The many differences between these datasets allow us to see the variability in performance from the network inference algorithms, but make it difficult to identify specific factors underlying those differences. However, one likely factor is the type of competition dominant in each of these systems. In the Tatoosh system, competition for physical space strongly structures the system40. Most sessile species are either filter feeders or photosynthetic, and as a result, are directly competing for space on the rock or other individuals, rather than competing for a limited food resource. In this zone of the intertidal, bare rock is generally revealed only in response to disturbance, and is quickly colonized40. Competition for space in the Tatoosh middle intertidal is so strong that competitive interactions may drown out the signal of feeding interactions (but see ref. 70). In contrast, physical space in rivers is less limiting, so feeding interactions and competition for shared prey are more likely to be strong drivers in the French piscivory network.

Despite their mixed success for predicting network structures, the DBN and Lasso models were relatively good at predicting short term dynamics. The DBN models were consistently predictive in both the France and Tatoosh systems, and although the Lasso models were not as predictive of the Tatoosh system, they performed well on the France dataset. DBNs and Lasso are fundamentally predictive models, with the network structures produced more as a side effect than an end in itself. These models are clearly effectively finding predictive patterns in the data; however, these patterns may not always correspond to ecological interactions. Even in the model networks which corresponded well to the empirical networks, there were many false positives and false negatives. False negatives are not especially surprising, since empirical networks are likely to contain relatively unimportant interactions which may not have much influence on the community dynamics.

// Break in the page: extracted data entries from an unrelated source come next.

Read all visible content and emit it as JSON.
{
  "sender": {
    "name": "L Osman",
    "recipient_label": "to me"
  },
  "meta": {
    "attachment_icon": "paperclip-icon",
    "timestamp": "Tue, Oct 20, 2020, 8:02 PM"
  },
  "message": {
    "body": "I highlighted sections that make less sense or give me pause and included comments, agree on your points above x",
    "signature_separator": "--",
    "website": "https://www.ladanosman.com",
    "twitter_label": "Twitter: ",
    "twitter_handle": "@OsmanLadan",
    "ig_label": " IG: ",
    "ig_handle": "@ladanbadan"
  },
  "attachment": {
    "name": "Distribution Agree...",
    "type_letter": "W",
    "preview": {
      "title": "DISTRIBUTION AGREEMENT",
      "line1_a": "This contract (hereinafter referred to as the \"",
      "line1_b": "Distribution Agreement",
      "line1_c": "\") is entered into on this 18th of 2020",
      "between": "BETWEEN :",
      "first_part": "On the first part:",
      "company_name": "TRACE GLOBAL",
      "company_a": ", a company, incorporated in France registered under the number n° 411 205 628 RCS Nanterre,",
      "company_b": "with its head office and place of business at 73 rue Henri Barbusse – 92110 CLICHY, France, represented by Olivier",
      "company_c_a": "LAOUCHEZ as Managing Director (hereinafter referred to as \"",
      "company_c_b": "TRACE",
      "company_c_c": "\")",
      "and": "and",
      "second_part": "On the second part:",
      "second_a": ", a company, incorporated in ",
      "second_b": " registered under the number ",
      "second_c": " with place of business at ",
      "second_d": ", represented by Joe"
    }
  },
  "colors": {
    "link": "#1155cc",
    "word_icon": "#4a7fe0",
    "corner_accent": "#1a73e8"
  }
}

The false positives demonstrate that species were predicting each other’s dynamics without directly interacting. Some of these predicted interactions likely result from indirect effects: causal effects that occur without direct interaction between the two species. Indirect effects are known to drive dynamics in the Tatoosh intertidal (e.g. refs 70,71,72,73). False positives might also occur when two species share a common driver, as has been found in other co-occurrence studies74. In the lagged models used in this study, species which share a predator, resource or environmental stressor might be inferred to “interact” if they respond at different time scales. The species which responds at close to a lag-1 time scale would, for example, predict a species which responds at close to a lag-2 time scale. An interesting extension of this work would be to consider how the choice of lag affects the structure of the inferred network.

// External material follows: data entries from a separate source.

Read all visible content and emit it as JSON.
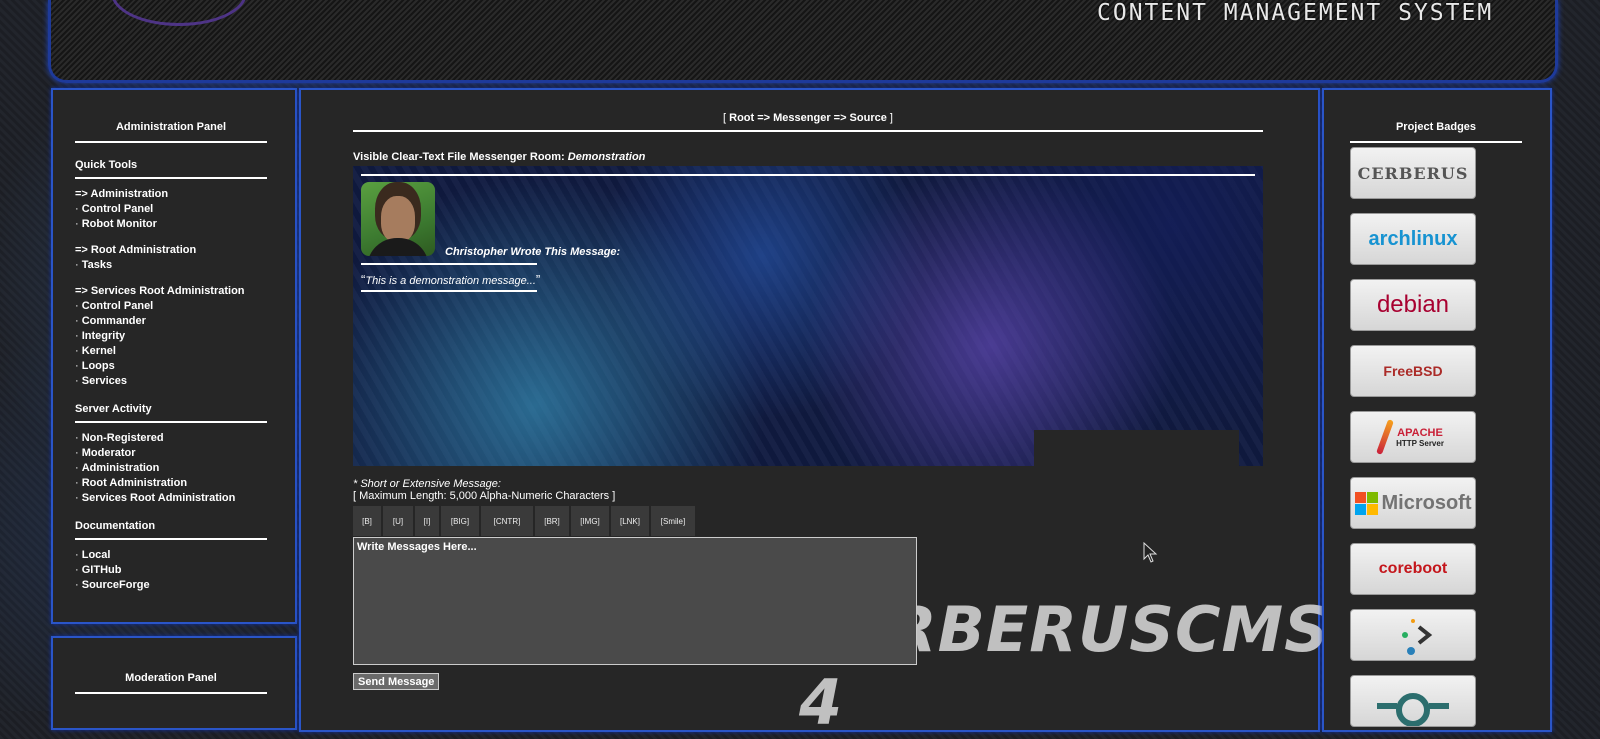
{
  "header": {
    "title": "CONTENT MANAGEMENT SYSTEM"
  },
  "admin_panel": {
    "heading": "Administration Panel",
    "sections": [
      {
        "title": "Quick Tools",
        "groups": [
          [
            {
              "label": "=> Administration",
              "bullet": false
            },
            {
              "label": "Control Panel",
              "bullet": true
            },
            {
              "label": "Robot Monitor",
              "bullet": true
            }
          ],
          [
            {
              "label": "=> Root Administration",
              "bullet": false
            },
            {
              "label": "Tasks",
              "bullet": true
            }
          ],
          [
            {
              "label": "=> Services Root Administration",
              "bullet": false
            },
            {
              "label": "Control Panel",
              "bullet": true
            },
            {
              "label": "Commander",
              "bullet": true
            },
            {
              "label": "Integrity",
              "bullet": true
            },
            {
              "label": "Kernel",
              "bullet": true
            },
            {
              "label": "Loops",
              "bullet": true
            },
            {
              "label": "Services",
              "bullet": true
            }
          ]
        ]
      },
      {
        "title": "Server Activity",
        "groups": [
          [
            {
              "label": "Non-Registered",
              "bullet": true
            },
            {
              "label": "Moderator",
              "bullet": true
            },
            {
              "label": "Administration",
              "bullet": true
            },
            {
              "label": "Root Administration",
              "bullet": true
            },
            {
              "label": "Services Root Administration",
              "bullet": true
            }
          ]
        ]
      },
      {
        "title": "Documentation",
        "groups": [
          [
            {
              "label": "Local",
              "bullet": true
            },
            {
              "label": "GITHub",
              "bullet": true
            },
            {
              "label": "SourceForge",
              "bullet": true
            }
          ]
        ]
      }
    ]
  },
  "moderation_panel": {
    "heading": "Moderation Panel"
  },
  "main": {
    "breadcrumb": {
      "open": "[ ",
      "path": "Root => Messenger => Source",
      "close": " ]"
    },
    "room": {
      "prefix": "Visible Clear-Text File Messenger Room: ",
      "name": "Demonstration"
    },
    "message": {
      "author_line": "Christopher Wrote This Message:",
      "open_quote": "“",
      "text": "This is a demonstration message...",
      "close_quote": "”"
    },
    "compose": {
      "label": "* Short or Extensive Message:",
      "limit": "[ Maximum Length: 5,000 Alpha-Numeric Characters ]",
      "tags": [
        "[B]",
        "[U]",
        "[I]",
        "[BIG]",
        "[CNTR]",
        "[BR]",
        "[IMG]",
        "[LNK]",
        "[Smile]"
      ],
      "placeholder": "Write Messages Here...",
      "send_label": "Send Message"
    },
    "watermark": "CERBERUSCMS 4"
  },
  "badges_panel": {
    "heading": "Project Badges",
    "badges": [
      {
        "name": "cerberus",
        "label": "CERBERUS"
      },
      {
        "name": "archlinux",
        "label": "archlinux"
      },
      {
        "name": "debian",
        "label": "debian"
      },
      {
        "name": "freebsd",
        "label": "FreeBSD"
      },
      {
        "name": "apache",
        "label": "APACHE",
        "sub": "HTTP Server"
      },
      {
        "name": "microsoft",
        "label": "Microsoft"
      },
      {
        "name": "coreboot",
        "label": "coreboot"
      },
      {
        "name": "dots-arrow",
        "label": ""
      },
      {
        "name": "partial",
        "label": ""
      }
    ]
  }
}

Although none of these methods was consistently successful, they are worth exploring further, both for different systems and different types of data (for example, abundance rather than presence-absence data). It would also be valuable to other approaches to presence-absence co-occurrence modelling.

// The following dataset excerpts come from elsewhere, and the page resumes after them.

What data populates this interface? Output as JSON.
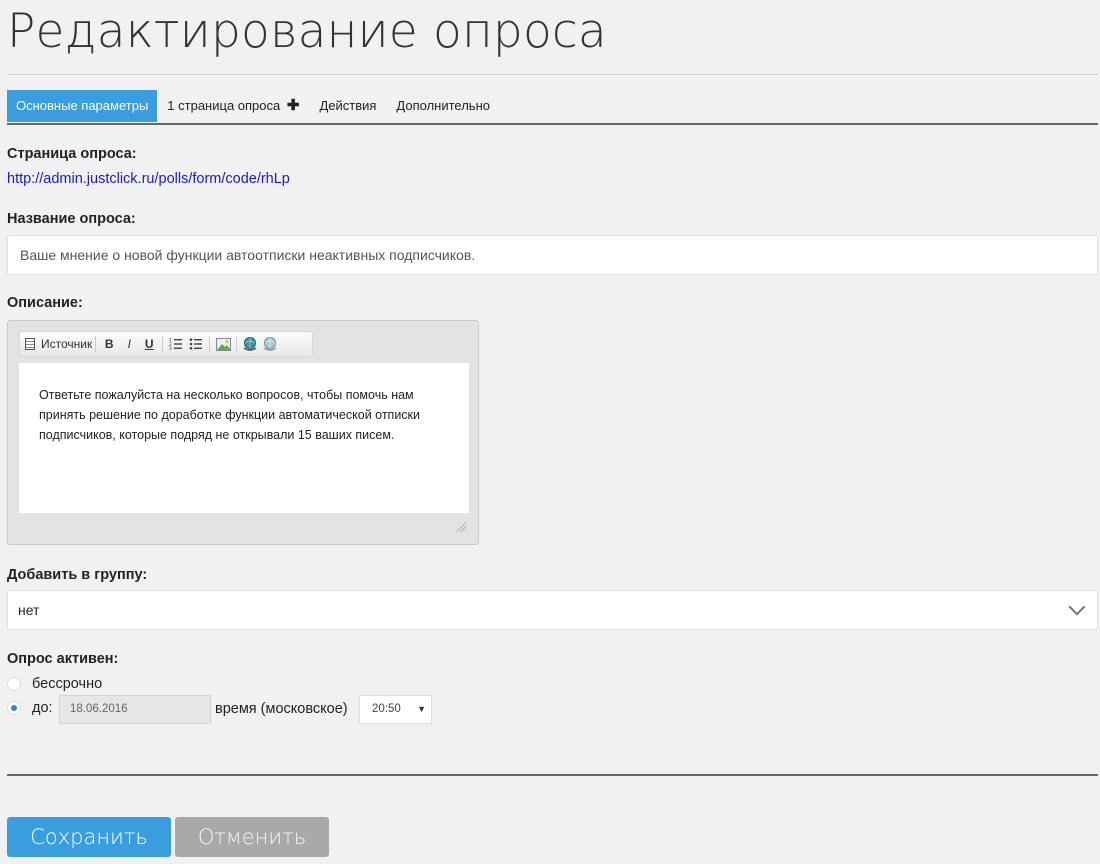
{
  "page": {
    "title": "Редактирование опроса"
  },
  "tabs": [
    {
      "label": "Основные параметры",
      "active": true
    },
    {
      "label": "1 страница опроса",
      "plus": "✚"
    },
    {
      "label": "Действия"
    },
    {
      "label": "Дополнительно"
    }
  ],
  "poll_page": {
    "label": "Страница опроса:",
    "url": "http://admin.justclick.ru/polls/form/code/rhLp"
  },
  "poll_name": {
    "label": "Название опроса:",
    "value": "Ваше мнение о новой функции автоотписки неактивных подписчиков."
  },
  "description": {
    "label": "Описание:",
    "toolbar": {
      "source_label": "Источник",
      "bold": "B",
      "italic": "I",
      "underline": "U"
    },
    "text": "Ответьте пожалуйста на несколько вопросов, чтобы помочь нам принять решение по доработке функции автоматической отписки подписчиков, которые подряд не открывали 15 ваших писем."
  },
  "group": {
    "label": "Добавить в группу:",
    "selected": "нет"
  },
  "active": {
    "label": "Опрос активен:",
    "option_forever": "бессрочно",
    "option_until": "до:",
    "date": "18.06.2016",
    "time_label": "время (московское)",
    "time": "20:50",
    "time_arrow": "▼"
  },
  "buttons": {
    "save": "Сохранить",
    "cancel": "Отменить"
  },
  "colors": {
    "accent": "#3a9ddd",
    "cancel": "#a8a9ab",
    "link": "#1a1ad8"
  }
}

No method is a strictly significant predictor of network structure for both systems, but it is clear that methods like these are capable of capturing some dynamical signal of the underlying interactions. This suggests that they could reasonably be used in microbial systems, but only with great caution; for these two datasets, even the model networks which significantly match empirical structures had relatively low precision and recall. In the absence of known microbial networks16, data for macroscopic communities can provide a useful proxy for validating the use and interpretation of network inference methods. As machine learning and correlational methods continue to grow in popularity, it is vital that we validate their results, and consider what we can and cannot learn from the networks they produce.